Se no meu ambiente de trabalho circulam artistas, eles também estão trabalhando, logo, nada de gritos histéricos, autógrafos ou fotos. A ética profissional manda não ser tiete. 
Pra mim não tem sido problema. Primeiro, porque nunca fui muito fã de nenhum ator Global (vejam bem, eu falei Global, se o Jude Law ou o Bradley Cooper passassem por mim no meu ambiente de trabalho eu queria mais é que a ética profissional fosse pro inferno), então posso até achar bonitão, olhar de canto de olho, mas nenhum deles vai me causar um ataque cardíaco (eu acho). Segundo, porque se no mundo existem muito mais mulheres do que homens, no meu trabalho não seria diferente, logo, óbvio que eu cruzo com dez vezes mais atrizes do que atores.
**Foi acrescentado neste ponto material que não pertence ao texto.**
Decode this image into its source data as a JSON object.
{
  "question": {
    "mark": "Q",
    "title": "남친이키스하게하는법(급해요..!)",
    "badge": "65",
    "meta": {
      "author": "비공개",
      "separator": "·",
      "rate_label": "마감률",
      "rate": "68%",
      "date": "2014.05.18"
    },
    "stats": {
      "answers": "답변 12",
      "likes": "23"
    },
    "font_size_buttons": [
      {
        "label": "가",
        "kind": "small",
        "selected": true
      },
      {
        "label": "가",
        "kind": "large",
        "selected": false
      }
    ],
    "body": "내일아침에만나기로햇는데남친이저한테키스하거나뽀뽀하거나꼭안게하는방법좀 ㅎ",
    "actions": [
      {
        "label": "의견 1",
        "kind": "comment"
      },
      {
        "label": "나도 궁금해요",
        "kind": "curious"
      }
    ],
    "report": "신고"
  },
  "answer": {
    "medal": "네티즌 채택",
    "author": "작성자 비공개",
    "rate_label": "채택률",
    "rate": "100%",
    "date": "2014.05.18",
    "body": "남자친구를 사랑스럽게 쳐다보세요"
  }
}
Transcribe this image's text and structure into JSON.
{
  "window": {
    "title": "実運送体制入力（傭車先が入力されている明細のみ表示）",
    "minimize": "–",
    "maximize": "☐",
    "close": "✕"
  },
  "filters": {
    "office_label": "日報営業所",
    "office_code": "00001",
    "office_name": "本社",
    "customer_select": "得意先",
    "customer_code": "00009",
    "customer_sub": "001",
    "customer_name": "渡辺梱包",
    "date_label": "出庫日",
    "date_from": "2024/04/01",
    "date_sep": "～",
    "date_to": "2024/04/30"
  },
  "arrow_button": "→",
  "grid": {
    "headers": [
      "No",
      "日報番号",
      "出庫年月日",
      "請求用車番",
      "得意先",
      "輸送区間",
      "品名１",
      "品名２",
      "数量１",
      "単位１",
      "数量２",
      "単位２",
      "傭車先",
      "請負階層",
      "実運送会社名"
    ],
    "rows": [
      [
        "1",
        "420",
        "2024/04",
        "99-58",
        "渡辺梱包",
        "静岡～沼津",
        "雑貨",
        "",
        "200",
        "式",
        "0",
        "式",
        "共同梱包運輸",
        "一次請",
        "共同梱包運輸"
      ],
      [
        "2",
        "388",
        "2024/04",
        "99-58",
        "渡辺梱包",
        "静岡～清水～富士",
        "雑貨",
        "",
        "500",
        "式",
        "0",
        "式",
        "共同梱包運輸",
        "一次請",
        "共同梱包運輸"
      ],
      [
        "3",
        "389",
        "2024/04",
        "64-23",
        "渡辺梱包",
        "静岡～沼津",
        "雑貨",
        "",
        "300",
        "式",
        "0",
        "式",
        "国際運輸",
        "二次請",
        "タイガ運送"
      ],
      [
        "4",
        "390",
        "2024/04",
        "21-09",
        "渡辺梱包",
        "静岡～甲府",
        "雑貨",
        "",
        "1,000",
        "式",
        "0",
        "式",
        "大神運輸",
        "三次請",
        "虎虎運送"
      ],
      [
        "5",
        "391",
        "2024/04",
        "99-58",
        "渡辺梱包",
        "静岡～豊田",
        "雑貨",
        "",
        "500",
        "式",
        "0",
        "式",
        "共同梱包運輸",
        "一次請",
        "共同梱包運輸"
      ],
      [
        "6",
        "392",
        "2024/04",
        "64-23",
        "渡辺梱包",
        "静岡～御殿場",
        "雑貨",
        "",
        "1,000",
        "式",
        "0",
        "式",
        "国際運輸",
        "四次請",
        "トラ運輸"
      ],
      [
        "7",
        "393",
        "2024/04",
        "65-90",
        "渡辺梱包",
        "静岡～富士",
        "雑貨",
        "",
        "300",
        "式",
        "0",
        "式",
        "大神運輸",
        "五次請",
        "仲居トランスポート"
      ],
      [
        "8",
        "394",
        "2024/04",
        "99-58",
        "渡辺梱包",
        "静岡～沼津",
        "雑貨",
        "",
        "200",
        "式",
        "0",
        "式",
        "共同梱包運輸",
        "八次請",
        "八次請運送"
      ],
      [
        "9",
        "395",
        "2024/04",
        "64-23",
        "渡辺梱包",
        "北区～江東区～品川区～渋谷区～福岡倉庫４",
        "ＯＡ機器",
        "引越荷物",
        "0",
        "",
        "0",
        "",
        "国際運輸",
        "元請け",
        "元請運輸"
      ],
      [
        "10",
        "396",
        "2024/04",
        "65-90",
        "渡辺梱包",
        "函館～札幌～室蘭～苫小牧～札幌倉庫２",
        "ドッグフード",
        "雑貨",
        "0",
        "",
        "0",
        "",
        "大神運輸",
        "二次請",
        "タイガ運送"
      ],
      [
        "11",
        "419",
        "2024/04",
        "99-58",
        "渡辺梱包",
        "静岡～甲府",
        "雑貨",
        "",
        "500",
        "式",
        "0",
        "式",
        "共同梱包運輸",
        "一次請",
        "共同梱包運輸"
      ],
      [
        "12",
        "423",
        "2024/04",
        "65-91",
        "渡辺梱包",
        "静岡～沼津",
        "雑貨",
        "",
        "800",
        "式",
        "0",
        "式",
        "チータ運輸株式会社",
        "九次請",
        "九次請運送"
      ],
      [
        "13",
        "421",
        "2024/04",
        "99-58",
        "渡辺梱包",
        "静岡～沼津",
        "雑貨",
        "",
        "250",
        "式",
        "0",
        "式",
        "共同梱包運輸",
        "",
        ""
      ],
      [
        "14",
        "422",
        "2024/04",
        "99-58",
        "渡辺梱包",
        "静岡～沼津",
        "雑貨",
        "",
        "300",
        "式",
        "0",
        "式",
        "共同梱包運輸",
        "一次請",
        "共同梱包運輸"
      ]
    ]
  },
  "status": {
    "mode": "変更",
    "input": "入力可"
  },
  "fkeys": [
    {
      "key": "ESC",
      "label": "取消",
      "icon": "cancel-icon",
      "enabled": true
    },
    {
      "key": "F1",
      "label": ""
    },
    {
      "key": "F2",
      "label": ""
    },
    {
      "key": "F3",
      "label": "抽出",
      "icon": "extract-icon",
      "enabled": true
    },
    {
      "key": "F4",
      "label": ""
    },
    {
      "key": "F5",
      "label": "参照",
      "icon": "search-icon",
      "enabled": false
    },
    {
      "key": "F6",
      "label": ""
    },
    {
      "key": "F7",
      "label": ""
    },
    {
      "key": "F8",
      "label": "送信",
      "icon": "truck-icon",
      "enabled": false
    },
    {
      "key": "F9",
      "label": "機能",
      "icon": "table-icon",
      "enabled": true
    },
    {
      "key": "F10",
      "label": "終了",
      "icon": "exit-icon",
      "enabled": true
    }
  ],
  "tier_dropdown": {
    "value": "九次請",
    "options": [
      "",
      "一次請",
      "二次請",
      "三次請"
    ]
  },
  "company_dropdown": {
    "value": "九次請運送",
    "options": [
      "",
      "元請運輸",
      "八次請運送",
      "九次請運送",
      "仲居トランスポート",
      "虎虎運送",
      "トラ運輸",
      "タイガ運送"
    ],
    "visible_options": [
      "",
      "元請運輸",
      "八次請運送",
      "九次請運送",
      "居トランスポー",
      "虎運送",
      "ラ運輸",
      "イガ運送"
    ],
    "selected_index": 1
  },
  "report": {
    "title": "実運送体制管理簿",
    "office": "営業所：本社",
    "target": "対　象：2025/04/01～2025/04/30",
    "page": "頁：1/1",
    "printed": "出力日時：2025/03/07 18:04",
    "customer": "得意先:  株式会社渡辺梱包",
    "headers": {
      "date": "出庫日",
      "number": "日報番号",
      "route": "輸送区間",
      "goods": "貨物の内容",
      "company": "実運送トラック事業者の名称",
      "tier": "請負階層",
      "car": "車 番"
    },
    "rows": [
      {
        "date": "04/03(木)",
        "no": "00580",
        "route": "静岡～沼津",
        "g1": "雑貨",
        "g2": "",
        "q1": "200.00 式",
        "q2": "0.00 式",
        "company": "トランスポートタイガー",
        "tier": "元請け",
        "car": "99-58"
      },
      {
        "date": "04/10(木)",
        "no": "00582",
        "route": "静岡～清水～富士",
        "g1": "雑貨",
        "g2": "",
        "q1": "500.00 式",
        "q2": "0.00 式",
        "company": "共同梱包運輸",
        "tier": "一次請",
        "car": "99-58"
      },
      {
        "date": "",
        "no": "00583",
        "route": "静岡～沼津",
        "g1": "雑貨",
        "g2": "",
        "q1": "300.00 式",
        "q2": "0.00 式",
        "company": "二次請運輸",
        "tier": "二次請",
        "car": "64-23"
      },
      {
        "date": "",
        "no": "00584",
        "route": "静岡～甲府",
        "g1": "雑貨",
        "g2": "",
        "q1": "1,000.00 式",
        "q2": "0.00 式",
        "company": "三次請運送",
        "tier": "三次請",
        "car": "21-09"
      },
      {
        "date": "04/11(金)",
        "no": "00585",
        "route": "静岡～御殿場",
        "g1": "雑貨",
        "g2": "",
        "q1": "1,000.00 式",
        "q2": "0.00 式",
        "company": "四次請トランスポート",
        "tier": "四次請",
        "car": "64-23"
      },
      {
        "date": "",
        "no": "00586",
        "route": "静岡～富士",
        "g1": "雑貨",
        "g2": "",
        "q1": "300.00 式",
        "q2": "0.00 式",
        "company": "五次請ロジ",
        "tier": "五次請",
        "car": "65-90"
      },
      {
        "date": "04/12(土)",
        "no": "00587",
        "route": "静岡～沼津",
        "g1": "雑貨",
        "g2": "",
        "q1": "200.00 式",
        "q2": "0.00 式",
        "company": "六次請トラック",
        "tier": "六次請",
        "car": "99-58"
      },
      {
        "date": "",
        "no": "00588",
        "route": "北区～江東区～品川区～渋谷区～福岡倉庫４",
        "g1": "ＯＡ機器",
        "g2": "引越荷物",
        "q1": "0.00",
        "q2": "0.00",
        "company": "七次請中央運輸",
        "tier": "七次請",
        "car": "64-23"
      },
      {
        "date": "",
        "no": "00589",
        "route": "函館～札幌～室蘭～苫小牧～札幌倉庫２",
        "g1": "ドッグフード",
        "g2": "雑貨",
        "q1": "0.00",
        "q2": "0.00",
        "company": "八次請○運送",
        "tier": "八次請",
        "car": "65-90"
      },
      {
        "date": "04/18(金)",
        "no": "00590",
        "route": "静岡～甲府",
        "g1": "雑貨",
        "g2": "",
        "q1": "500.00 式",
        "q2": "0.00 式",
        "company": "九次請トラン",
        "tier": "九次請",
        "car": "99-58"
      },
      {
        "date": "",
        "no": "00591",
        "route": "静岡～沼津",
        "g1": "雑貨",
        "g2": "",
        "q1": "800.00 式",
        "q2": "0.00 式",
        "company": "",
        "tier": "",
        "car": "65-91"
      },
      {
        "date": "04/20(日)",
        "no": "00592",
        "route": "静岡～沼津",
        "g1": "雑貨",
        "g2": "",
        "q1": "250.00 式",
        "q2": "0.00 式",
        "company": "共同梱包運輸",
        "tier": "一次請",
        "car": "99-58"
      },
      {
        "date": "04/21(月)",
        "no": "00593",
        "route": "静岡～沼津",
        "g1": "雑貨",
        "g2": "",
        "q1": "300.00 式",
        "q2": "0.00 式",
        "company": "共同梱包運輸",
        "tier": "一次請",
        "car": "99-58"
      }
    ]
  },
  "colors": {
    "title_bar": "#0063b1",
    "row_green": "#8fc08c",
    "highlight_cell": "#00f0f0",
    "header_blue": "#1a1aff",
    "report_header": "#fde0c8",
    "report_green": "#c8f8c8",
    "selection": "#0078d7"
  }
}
Mas hoje foi diferente. Eu estava caminhando pro ponto, quando ouço uma voz atrás de mim, que pergunta: "Qual é uma carne boa pra fazer bife?". Quando me viro pra entender se aquilo era alguma espécie de piada, dou de cara com o Russo (por favor, se alguém não sabe de quem estou falando, clique aqui)! Mesmo depois de uma segunda-feira calorenta e pra lá de cansativa, não tive como não sorrir. Respondi pra ele: "Filé mignon , ué!". E ele segue, "Não, é alcatra". E enquanto a gente caminhava e eu conversava com aquele senhor de mais de 70 anos (40 de TV Globo) sobre carne, sobre o calor, sobre como é chato filmar o BBB e sobre como a gente gosta do Luciano Huck, sentia como se conhecesse ele há anos (o que não deixa de ser verdade já que quando eu era pequena assistia o Cassino do Chacrinha e ele já estava lá há um bom tempo...). E resolvi já que estava fora da área de trabalho, que ele seria o priemeiro e único "galã" com quem tiraria uma foto.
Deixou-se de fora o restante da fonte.